CONCEPT Cited by 1 source
Direction-agnostic edge ID¶
A direction-agnostic edge ID is an edge identifier constructed deterministically from the pair of endpoint node IDs in a way that produces the same identifier regardless of which direction the user requested the traversal. The canonical construction: lexicographically sort the source and destination node IDs, then concatenate them.
edge_property_id = sort([source_id, target_id]).concat()
= lower(source_id, target_id) || higher(source_id, target_id)
Why it matters¶
In a graph storage system that uses
forward and reverse edge
indexes on the link namespace, an edge between nodes A and
B is physically written twice on the link side (once at
forward partition A, once at reverse partition B).
Edge properties, by contrast, are direction-symmetric — a
property of the edge is the same property whether the caller
traversed A → B or B → A. Storing the property bag twice
would mean every property update needs to write to two records
atomically; storing it under one of the two endpoints would
break the symmetry.
The direction-agnostic ID makes the property record single- copy: lex-sorting the endpoints before concatenation gives a unique-and-stable identifier per edge-pair. Properties are indexed once in the property namespace, and either direction reaches them via the same deterministic key.
The verbatim disclosure¶
"To ensure consistent record identifiers when updating edge properties in either direction, the Abstraction lexicographically sorts and concatenates the source and destination node IDs to create a direction-agnostic identifier for property storage. This ensures that properties can be accessed or mutated in a single database call regardless of the direction specified in the request." (Source: sources/2026-05-29-netflix-high-throughput-graph-abstraction-at-netflix-part-i)
Construction example¶
| Caller-requested edge | Lex-sorted endpoints | Concatenated ID |
|---|---|---|
profile-A → device-X |
[device-X, profile-A] |
device-X\|profile-A |
device-X → profile-A |
[device-X, profile-A] |
device-X\|profile-A |
account-Z → profile-A |
[account-Z, profile-A] |
account-Z\|profile-A |
Both directions of the (profile-A, device-X) edge yield the
same property ID. A point read on the property namespace
returns the property bag in a single partition lookup
regardless of how the traversal came in.
Composition with other patterns¶
The direction-agnostic ID composes with:
- patterns/separate-edge-links-from-properties — the prerequisite that puts edge properties in their own namespace.
- patterns/forward-and-reverse-adjacency-index — the forward and reverse link namespaces use the natural endpoint-keyed IDs, while the property namespace uses the direction-agnostic ID. Two different ID strategies for two different namespace classes.
- Last-Write-Wins via timestamped idempotency tokens — property updates from either direction land at the same partition, so LWW resolution happens against a consistent identifier.
When the natural ID would have failed¶
If properties were stored with a natural directional ID like
source||target, then a property update issued from the
reverse-direction traversal (target||source) would land at a
different partition.
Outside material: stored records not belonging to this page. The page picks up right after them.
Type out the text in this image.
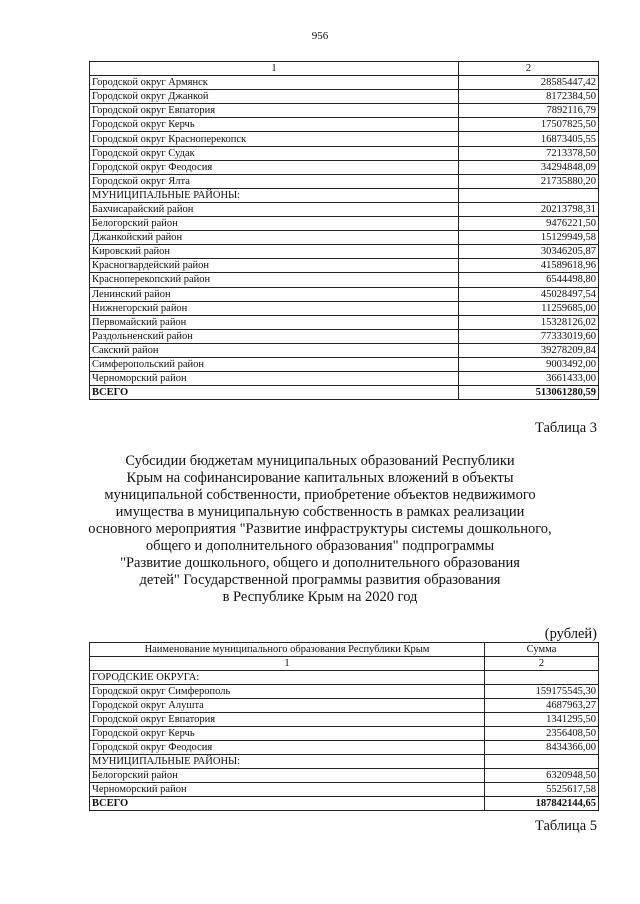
956
1	2
Городской округ Армянск	28585447,42
Городской округ Джанкой	8172384,50
Городской округ Евпатория	7892116,79
Городской округ Керчь	17507825,50
Городской округ Красноперекопск	16873405,55
Городской округ Судак	7213378,50
Городской округ Феодосия	34294848,09
Городской округ Ялта	21735880,20
МУНИЦИПАЛЬНЫЕ РАЙОНЫ:	
Бахчисарайский район	20213798,31
Белогорский район	9476221,50
Джанкойский район	15129949,58
Кировский район	30346205,87
Красногвардейский район	41589618,96
Красноперекопский район	6544498,80
Ленинский район	45028497,54
Нижнегорский район	11259685,00
Первомайский район	15328126,02
Раздольненский район	77333019,60
Сакский район	39278209,84
Симферопольский район	9003492,00
Черноморский район	3661433,00
ВСЕГО	513061280,59
Таблица 3
Субсидии бюджетам муниципальных образований Республики
Крым на софинансирование капитальных вложений в объекты
муниципальной собственности, приобретение объектов недвижимого
имущества в муниципальную собственность в рамках реализации
основного мероприятия "Развитие инфраструктуры системы дошкольного,
общего и дополнительного образования" подпрограммы
"Развитие дошкольного, общего и дополнительного образования
детей" Государственной программы развития образования
в Республике Крым на 2020 год
(рублей)
Наименование муниципального образования Республики Крым	Сумма
1	2
ГОРОДСКИЕ ОКРУГА:	
Городской округ Симферополь	159175545,30
Городской округ Алушта	4687963,27
Городской округ Евпатория	1341295,50
Городской округ Керчь	2356408,50
Городской округ Феодосия	8434366,00
МУНИЦИПАЛЬНЫЕ РАЙОНЫ:	
Белогорский район	6320948,50
Черноморский район	5525617,58
ВСЕГО	187842144,65
Таблица 5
Two options to fix this without
direction-agnostic IDs would each break:
- Store properties under both natural IDs — doubles property storage, requires atomic two-partition writes for every update (unsolved without distributed transactions or another entropy-repair pipeline).
- Force callers to always use the canonical direction — leaks a storage detail into the API surface; bidirectional edges have no natural canonical direction.
The lex-sort-then-concat construction sidesteps both issues by making the canonical direction a function of the ID values, unique per pair, and stable across calls.
Trade-off¶
The direction-agnostic ID is opaque to humans and not directly
useful as a foreign key — applications that want to retrieve an
edge by (source, target) must apply the same lex-sort-then-
concat transformation client-side or via a server-provided
helper. A small ergonomic cost; a major correctness payoff.
Seen in¶
- sources/2026-05-29-netflix-high-throughput-graph-abstraction-at-netflix-part-i — canonical wiki disclosure; load-bearing structural invariant of Netflix Graph Abstraction's edge-property storage.